El padre de Amy seguía asomado a la habitación. Sus hombros se habían estremecido y alzado, pero por lo demás no había hecho el menor movimiento. Ella no podía verle el rostro. Estaba preguntándose si debería tocarlo o recordarle de alguna otra manera su presencia (y lo histéricamente que podía reaccionar si lo hacía), cuando él dijo:

– Confío en que no vayas a hacer ningún numerito por esto.

Amy abrió los labios, que estaban rígidos e hinchados, pero incluso después de habérselos humedecido y frotado entre sí, solo fue capaz de decir una palabra:

– Por…

– Por la maldita luz que ha estallado.
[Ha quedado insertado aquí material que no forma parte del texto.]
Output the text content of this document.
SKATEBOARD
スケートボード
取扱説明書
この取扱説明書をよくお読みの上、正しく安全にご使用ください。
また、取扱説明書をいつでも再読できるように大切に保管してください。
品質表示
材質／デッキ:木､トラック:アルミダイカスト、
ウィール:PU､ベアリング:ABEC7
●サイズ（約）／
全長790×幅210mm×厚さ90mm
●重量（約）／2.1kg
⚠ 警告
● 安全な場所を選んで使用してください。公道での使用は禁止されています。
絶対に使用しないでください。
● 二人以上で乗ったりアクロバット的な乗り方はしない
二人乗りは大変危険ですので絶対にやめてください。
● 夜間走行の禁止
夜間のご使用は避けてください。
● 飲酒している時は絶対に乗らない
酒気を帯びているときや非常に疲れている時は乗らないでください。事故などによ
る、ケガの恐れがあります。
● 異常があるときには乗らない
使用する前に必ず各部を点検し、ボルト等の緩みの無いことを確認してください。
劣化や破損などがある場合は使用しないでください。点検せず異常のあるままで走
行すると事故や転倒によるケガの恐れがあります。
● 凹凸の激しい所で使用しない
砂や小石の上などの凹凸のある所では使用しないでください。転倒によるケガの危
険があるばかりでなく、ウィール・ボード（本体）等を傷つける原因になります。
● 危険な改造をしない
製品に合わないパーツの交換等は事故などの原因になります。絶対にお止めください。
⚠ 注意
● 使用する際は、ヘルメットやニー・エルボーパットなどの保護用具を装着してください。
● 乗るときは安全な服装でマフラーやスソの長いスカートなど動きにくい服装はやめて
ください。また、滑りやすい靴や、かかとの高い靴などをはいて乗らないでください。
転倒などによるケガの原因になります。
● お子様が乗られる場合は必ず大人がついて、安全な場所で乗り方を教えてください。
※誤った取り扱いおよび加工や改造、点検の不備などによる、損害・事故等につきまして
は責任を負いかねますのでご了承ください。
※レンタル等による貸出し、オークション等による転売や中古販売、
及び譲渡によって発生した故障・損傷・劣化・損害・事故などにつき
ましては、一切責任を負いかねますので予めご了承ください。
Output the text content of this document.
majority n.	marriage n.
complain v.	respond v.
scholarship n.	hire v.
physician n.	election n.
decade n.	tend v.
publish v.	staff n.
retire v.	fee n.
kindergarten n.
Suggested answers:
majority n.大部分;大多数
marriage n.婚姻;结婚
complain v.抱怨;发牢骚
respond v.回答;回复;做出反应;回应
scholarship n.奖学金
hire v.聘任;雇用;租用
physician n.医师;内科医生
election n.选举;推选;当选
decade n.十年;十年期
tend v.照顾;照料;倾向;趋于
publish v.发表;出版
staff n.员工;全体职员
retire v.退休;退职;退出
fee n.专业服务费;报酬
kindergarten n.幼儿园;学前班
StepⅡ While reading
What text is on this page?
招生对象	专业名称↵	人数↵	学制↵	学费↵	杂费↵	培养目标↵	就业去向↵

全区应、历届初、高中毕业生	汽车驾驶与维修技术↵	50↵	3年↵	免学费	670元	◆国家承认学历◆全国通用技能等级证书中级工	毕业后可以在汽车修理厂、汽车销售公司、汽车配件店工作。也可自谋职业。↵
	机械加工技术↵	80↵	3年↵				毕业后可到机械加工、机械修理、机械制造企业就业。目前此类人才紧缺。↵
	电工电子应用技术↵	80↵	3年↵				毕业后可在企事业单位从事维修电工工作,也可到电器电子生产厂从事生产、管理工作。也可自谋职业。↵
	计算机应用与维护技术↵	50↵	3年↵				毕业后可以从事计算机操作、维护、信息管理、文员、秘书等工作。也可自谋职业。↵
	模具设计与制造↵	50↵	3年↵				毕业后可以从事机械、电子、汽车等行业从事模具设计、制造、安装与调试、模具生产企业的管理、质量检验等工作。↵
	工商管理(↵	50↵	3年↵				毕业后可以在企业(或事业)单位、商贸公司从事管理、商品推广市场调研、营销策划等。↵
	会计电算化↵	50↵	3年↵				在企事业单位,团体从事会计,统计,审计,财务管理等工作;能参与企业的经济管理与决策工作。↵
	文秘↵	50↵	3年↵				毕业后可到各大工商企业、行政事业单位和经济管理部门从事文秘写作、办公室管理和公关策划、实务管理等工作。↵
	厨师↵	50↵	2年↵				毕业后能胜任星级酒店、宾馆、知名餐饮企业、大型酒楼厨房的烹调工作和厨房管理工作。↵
Registra la habitación si crees que hay algo que no has visto. Estoy dispuesto a acompañarte si lo deseas.

Amy no pudo pensar en una respuesta. Él había mirado directamente al interior de la habitación mientras la luz estaba encendida y no había visto la figura, no había visto aquella mano con medio brazo, ni aquel rostro parcial y vivo. Se sentía como si la incapacidad de su padre para percibir se hubiese aposentado en su mente para aplastar sus pensamientos. Cuando él se asomó un poco más, ella se encogió, pero solo estaba apagando el interruptor para cerrar la puerta. Se volvió hacia ella y la determinación se apoderó de su semblante.

– Prepárate para un pequeño paseo -dijo, mientras registraba su bolsillo-. Vamos a visitar todas las habitaciones a partir de aquí.